Voilà, c'est fini. Il ne reste plus qu'à sauvegarder puis quitter disk (commande 'wq'), et à modifier /etc/fstab pour corriger la ligne concernant cette partition.

Ne te lances pas là-dedans si tu n'as pas compris précisémment la procédure ! Si tu perds des données, il ne faudra pas m'en tenir pour responsable. C'est une opération très très délicate, qui demande de bien saisir le sens de ce que l'on fait. Donc si tu t'y colles : à tes risques et périls !

Bon courage,

----------

## anigel

Ah, j'oubliais : une fois que tu auras fait tout ça, il ne te restera plus qu'à "agrandir" ta partition avec un outil genre qtparted.

----------

## Tuxifer

 *ghoti wrote:*   

> 
> 
> Heu, attend : tes données font 200 Go ou bien c'est la dimension de la partition ?
> 
> 

 

Ma partition fait 200 Go mais elle est bien pleine sachant que j'ai massivement sauvegardé dessus en vue de la réinstallation de mon système.

 *ghoti wrote:*   

> 
> 
> Transformer une partition étendue en partition primaire n'est pas possible à ma connaissance sans passer par un backup, comme le disait kernel_sensei.
> 
> 

 

Malheureusement, je pense que tu voulais parler de partition logique... sinon c'est la partition logique que je voudrais convertir...

 *ghoti wrote:*   

> 
> 
> Par contre, pour linux, il n'y aura aucun avantage à avoir une partition primaire pure plutôt qu'une partition logique dans une partition étendue. Tu pourrais donc avoir une partition étendue contenant une seule partition logique qui occuperait tout l'espace. Si l'espace libre en dehors de la partition étendue précède et/ou suit directement la partition étendue, tu devrais pouvoir t'en sortir avec l'option "resize" du package parted, une première fois sur la partition étendue et une seconde fois sur la partition logique.
> 
> 

 

Je suis d'accord, mais si c'était possible, j'aurais préféré n'avoir que des partitions primaires. C'est plus propre, ne serait-ce que parcequ'on ne saute pas de numéro de partition. Ca peut éviter des erreurs. Merci du tuyau du reste...

 *ghoti wrote:*   

> 
> 
> N'empêche, c'est toujours une opération risquée et si tu tiens à tes données, un backup est plus que conseillé ...
> 
> 

 

Je n'ai pas assez d'espace pour tout stocker... Mais je vais me débrouiller en répartissant les données sur les espaces libres de mes autres partitions/disques. Ca va prendre un temps fou, mais la sécurité en vaut la chandelle, surtout si je dois utiliser parted.

----------

## Tuxifer

Ahhh ! Tu me sauves !!!  :Very Happy: 

Cependant es-tu sûr que les données restent inchangées sur le disque ? Tu as déjà essayé par toi même ?

 *anigel wrote:*   

> 
> 
> Ne te lances pas là-dedans si tu n'as pas compris précisémment la procédure ! Si tu perds des données, il ne faudra pas m'en tenir pour responsable. C'est une opération très très délicate, qui demande de bien saisir le sens de ce que l'on fait. Donc si tu t'y colles : à tes risques et périls !
> 
> 

 

J'ai tout à fait compris la démarche mais permets moi de m'assurer à deux fois que tu es sûr de toi  :Wink: 

 *anigel wrote:*   

> 
> 
> Ah, j'oubliais : une fois que tu auras fait tout ça, il ne te restera plus qu'à "agrandir" ta partition avec un outil genre qtparted.
> 
> 

 

Ca tombe bien je n'ai pas besoin de la redimentionner ni même de la déplacer car elle est déjà à la fin du disque !!!

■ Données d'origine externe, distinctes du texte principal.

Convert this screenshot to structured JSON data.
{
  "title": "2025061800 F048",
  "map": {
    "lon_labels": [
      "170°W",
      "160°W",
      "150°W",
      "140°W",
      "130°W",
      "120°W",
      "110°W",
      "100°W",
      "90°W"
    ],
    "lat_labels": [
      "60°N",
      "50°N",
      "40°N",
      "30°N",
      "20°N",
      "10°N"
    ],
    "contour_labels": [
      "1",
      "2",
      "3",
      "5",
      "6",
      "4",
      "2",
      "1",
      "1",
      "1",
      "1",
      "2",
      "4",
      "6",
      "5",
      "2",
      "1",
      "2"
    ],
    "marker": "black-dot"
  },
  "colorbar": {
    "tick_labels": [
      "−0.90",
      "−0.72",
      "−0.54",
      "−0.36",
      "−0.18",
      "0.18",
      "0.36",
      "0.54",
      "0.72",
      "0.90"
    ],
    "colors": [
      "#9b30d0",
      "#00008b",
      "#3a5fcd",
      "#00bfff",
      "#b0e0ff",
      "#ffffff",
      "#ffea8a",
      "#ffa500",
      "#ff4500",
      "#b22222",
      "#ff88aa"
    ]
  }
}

Merci encore !!!  :Smile: 

----------

## anigel

 *Tuxifer wrote:*   

> J'ai tout à fait compris la démarche mais permets moi de m'assurer à deux fois que tu es sûr de toi  

 

Maintenant que tu le dis, j'ai comme un doute...  :Twisted Evil:  .

----------

## ghoti

 *Tuxifer wrote:*   

>  *ghoti wrote:*   
> 
> Transformer une partition étendue en partition primaire n'est pas possible à ma connaissance sans passer par un backup, comme le disait kernel_sensei.
> 
>  
> ...

 

Oui, en effet, je parlais de redimensionner à la fois la partition étendue et la partition logique incluse. Perso, je préfère avoir des partitions logiques car c'est beaucoup moins limité en nombre que les partitions primaires. Affaire de goût  :Wink: 

Sinon, la solution d'anigel devrait marcher : j'ai déjà utilisé des techniques semblables pour récupérer des partitions détruites par mégarde. Mais c'est plutôt chaud ! 

 *Quote:*   

> Ca tombe bien je n'ai pas besoin de la redimentionner ni même de la déplacer car elle est déjà à la fin du disque !!!

  Bon, mais dans ce cas, il va te rester de l'espace libre et non partitionné sur ton disque ! 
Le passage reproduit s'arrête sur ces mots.